Normalcy returns to auction floors (file pic) Buyers bid for the golden leaf at the official opening of the tobacco selling season at Tobacco Sales Floor (TSF) in Harare. — Picture by Justin Mutenda

Kudakwashe Mhundwa and Kumbirai Tarusarira
Activities at the country’s tobacco auction floors are expected to improve this week following the scrapping of the 2 percent electronic transfer tax on all activities at the floors, with prices being offered for the crop beginning to firm.

The Tobacco Industry and Marketing Board (TIMB) and the Reserve Bank of Zimbabwe also re-affirmed their commitment to give farmers their entitlement of 50 percent payment in US dollars in their Nostro FCA and the remainder in local unit at the ruling interbank rate.

The marketing season, which started last week begun on low note, as some farmers adopted a wait-and-see attitude, while others who sold their crop were not happy with the low prices on offer.

The first bale was bought for US$4,50 per kilogramme, which is 40 cents less than the price of the first bale last season. Some bales were sold at prices as low as US$0,20 per kg.

In a snap survey carried out at TSF, Boka Tobacco Floors and Premier Sales Floor, prices ranged between $0,50-$4,60 per kg.

Tobacco merchants and auction floor operators, through TIMB, requested the Government to scrap the 2 percent tax, arguing it will seriously hurt their margins.

Some of the transactions that are exempted from the 2 percent tax include transfer of funds between an individual’s mobile wallet and or bank account, transfer of funds from mobile money trust funds for the purchase of electricity, transfer of funds to mining houses by the Minerals and Marketing Corporation of Zimbabwe (MMCZ) as well as transfer of money to producers or sellers of gold by Fidelity Printers and Refiners.

Tobacco industry players had argued that their operations were similar to that of the MMCZ and Fidelity Printers and Refiners. As such, they also wanted to be exempted from the tax. They had also warned that additional costs arising from the 2 percent tax might result in deliberate lowering of prices by the tobacco merchants.

In an Interview with The Herald Business, Boka Tobacco Floors operations manager Moses Bias, said they had registered an increase in the amount of buyers who were participating in tobacco buying and prices had also significantly rose from last week’s prices.

“Farmers are excited because buyers have started to come in this week and participate in the buying of tobacco unlike last week where there were other issues which needed clarity (the main one was the two percent tax which we have negotiated with the Government and this has been agreed on because it had a ripple effect into the transaction of funds from both the merchants and the auction floors).

“Last week we had only three buyers who were participating at the auction floor so there was no real competition because there was a limited number of buyers, but now because of those compliance issues we are now alright.

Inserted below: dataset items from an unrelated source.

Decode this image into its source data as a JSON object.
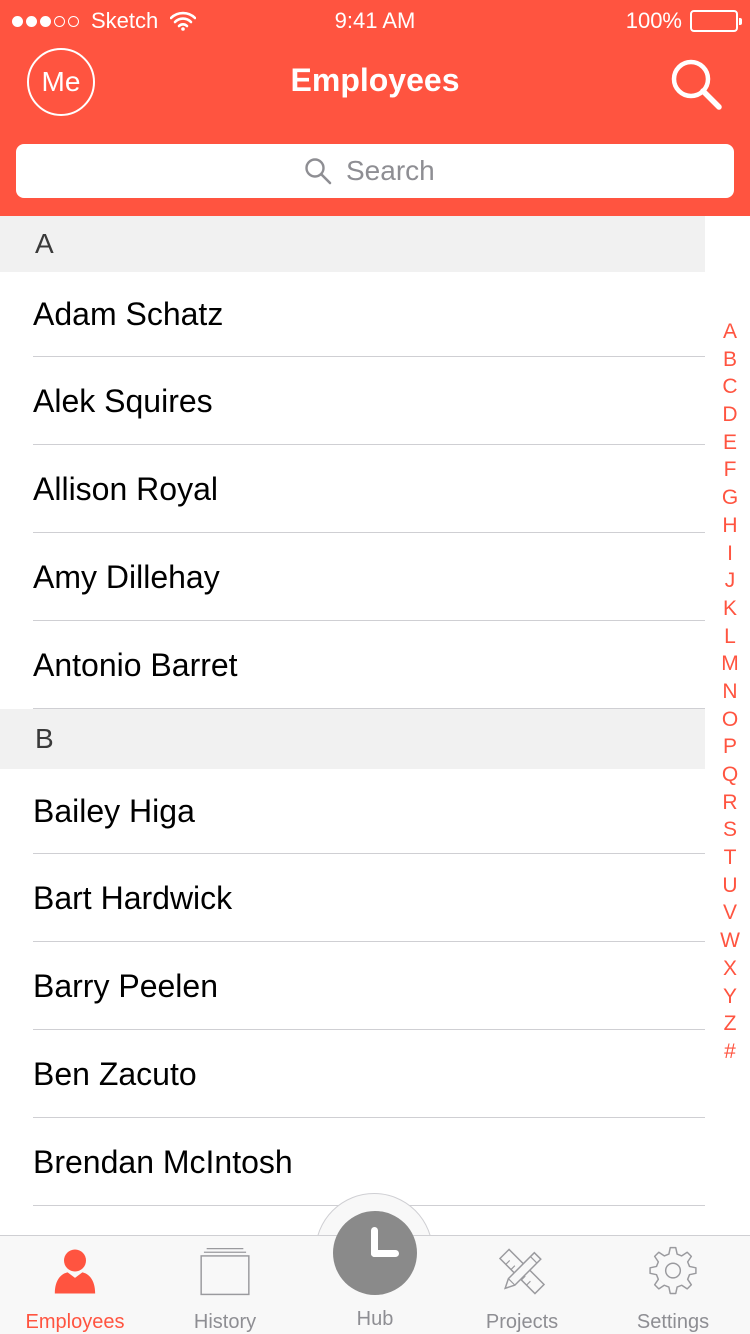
{
  "status_bar": {
    "carrier": "Sketch",
    "time": "9:41 AM",
    "battery": "100%"
  },
  "header": {
    "me_label": "Me",
    "title": "Employees"
  },
  "search": {
    "placeholder": "Search"
  },
  "sections": [
    {
      "letter": "A",
      "names": [
        "Adam Schatz",
        "Alek Squires",
        "Allison Royal",
        "Amy Dillehay",
        "Antonio Barret"
      ]
    },
    {
      "letter": "B",
      "names": [
        "Bailey Higa",
        "Bart Hardwick",
        "Barry Peelen",
        "Ben Zacuto",
        "Brendan McIntosh"
      ]
    }
  ],
  "index_letters": [
    "A",
    "B",
    "C",
    "D",
    "E",
    "F",
    "G",
    "H",
    "I",
    "J",
    "K",
    "L",
    "M",
    "N",
    "O",
    "P",
    "Q",
    "R",
    "S",
    "T",
    "U",
    "V",
    "W",
    "X",
    "Y",
    "Z",
    "#"
  ],
  "tabs": [
    {
      "label": "Employees",
      "icon": "person-icon",
      "active": true
    },
    {
      "label": "History",
      "icon": "history-icon",
      "active": false
    },
    {
      "label": "Hub",
      "icon": "clock-icon",
      "active": false
    },
    {
      "label": "Projects",
      "icon": "pencil-ruler-icon",
      "active": false
    },
    {
      "label": "Settings",
      "icon": "gear-icon",
      "active": false
    }
  ],
  "colors": {
    "accent": "#ff5440",
    "inactive": "#8e8e93",
    "hub": "#8a8a8a"
  }
}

As for today we had seven major buyers who participated in today’s auction.

“Today I have seen a jump in prices from the original $4,35 to $4,60. It is still premature to talk about good prices because the tobacco which is still coming in at the moment is still the low quality primings and the primings usually do not sell for much,” said Mr Bias.

Mr David Rhodes, a buyer, remained upbeat about the marketing season saying that it is still early and they are expecting that when the good quality leaf comes in prices should go up.

“So far the quality is not too bad, what has been on offer so far is actually nice quality. Farmers are complaining that prices are a bit low but they are starting to come up on a daily basis. Today we have noticed quite a bit of increase in prices. We are still not sure whether the farmers are going to be happy to be paid RTGS money.

“However, it’s early in the season so what is coming up now is lower storm quality product so when the proper leaf starts coming into the market that is when prices will shoot up and stabilise. Farmers are selling their low stock reaping, you can’t say its sub-standard tobacco but its low quality plant so in a few weeks’ time prices will go up,” said Mr Rhodes.

Meanwhile, the Reserve Bank of Zimbabwe has reaffirmed its commitment to pay tobacco farmers in United States Dollars.

Responding to media reports, the central bank in a joint statement with the TIMB said it shall ensure that “all tobacco growers have accessed their entitlement of 50 percent of the net tobacco sale proceeds into their Nostro FCA bank accounts”.

The RBZ also added, “In addition to accessing cash at a rate of RTGS$0,50 per kg of tobacco sold and up to a maximum of RTGS$300, the small-scale tobacco growers, (those growers with 2 hectares and below), are eligible for a United States Dollars cash withdrawal of US$0,10 per kg sold per sale, up to a maximum of US$50,00 after their Nostro FCA bank accounts have been credited with foreign currency entitlement.”